Statewide, 9% of Black students were suspended during the 2022-23 school year, which was more than three times the 2.7% of white students suspended. Over 4% of Hispanic students and 1.2% of Asian and Pacific Islander students were suspended in the same year.

Although Black students make up only 15.5% of New Jersey's student population, they represent 29.8% of school referrals to law enforcement and 28.9% of school arrests, according to the Department of Education.

Policy counsel for ACLU-NJ Joe Johnson explained that this disparity was due to racial bias, highlighting that there were at least twelve ongoing investigations by the U.S. Department of Education's Office of Civil Rights into claims of discriminatory discipline in New Jersey.

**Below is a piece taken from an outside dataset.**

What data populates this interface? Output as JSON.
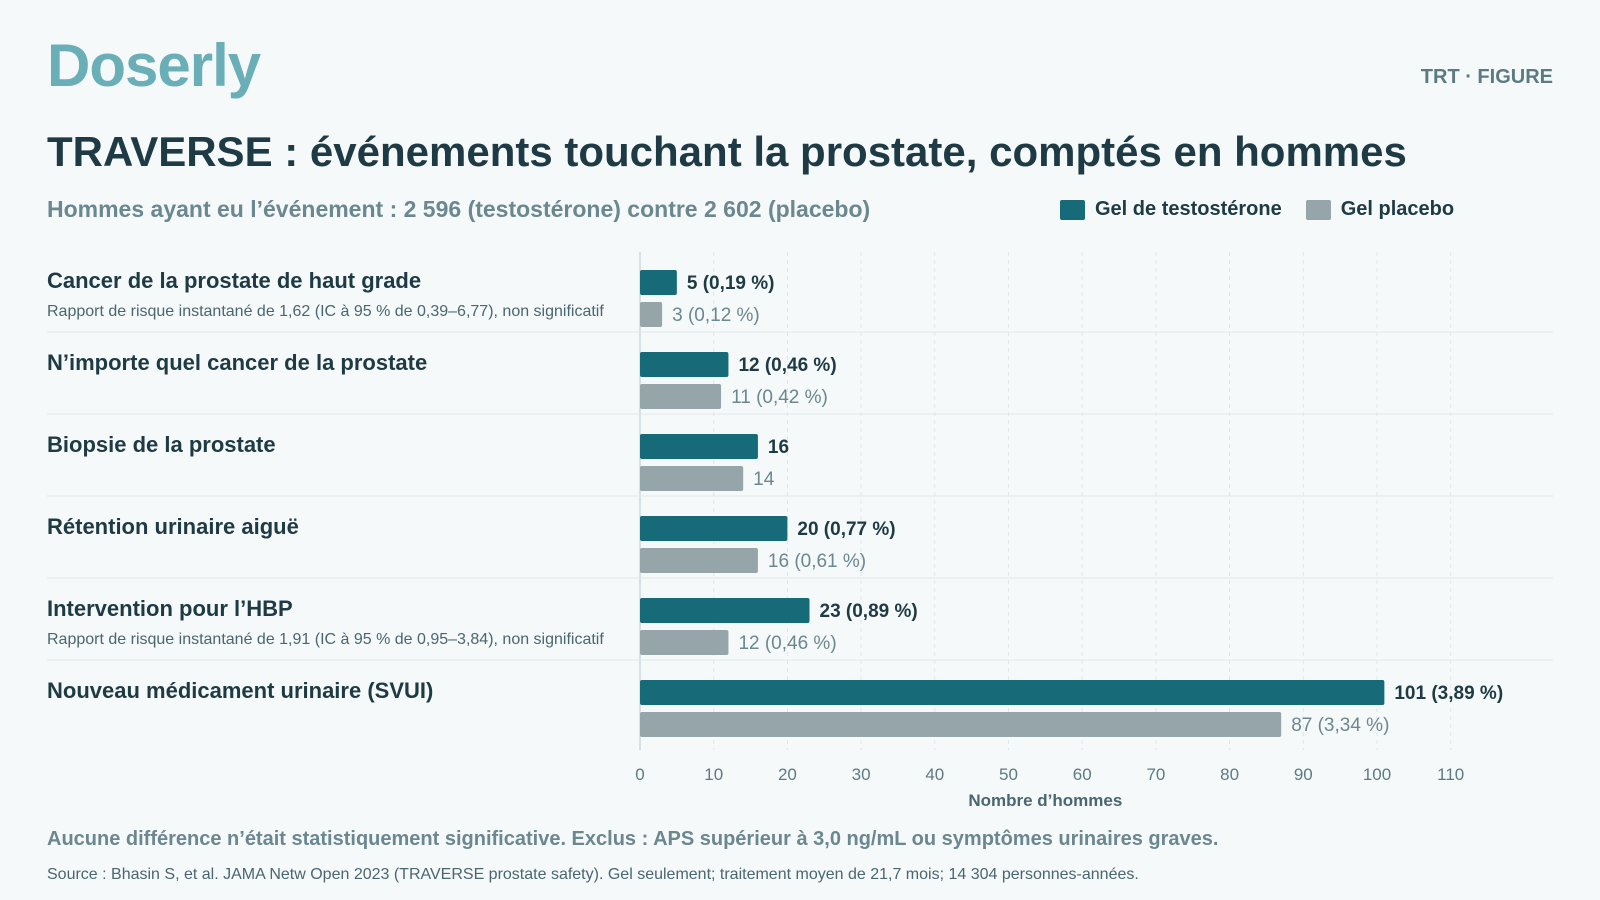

Johnson shared his concern that Black students were not only suspended more often, but also reported to the police. The report found that nearly half of the over 10,000 incidents reported to the police were not mandatory like assaults or weapons offenses, leading to 552 arrests.

"In an ideal world, the police would only be involved when they are required," Johnson added. "There is work to be done to determine why there are so many referrals."

The report mentioned that 61,132 students were suspended at least once, with 44,261 receiving out-of-school suspensions. Most students were suspended once for less than a week, but many were suspended multiple times.

In South Jersey, the districts with the largest gaps between suspension rates for white and Black or Hispanic students included Collingswood, Haddon Township, Cherry Hill, Haddon Heights, Palmyra, Mount Laurel, Clayton, Moorestown, Glassboro, Lumberton, Rancocas and Cinnaminson.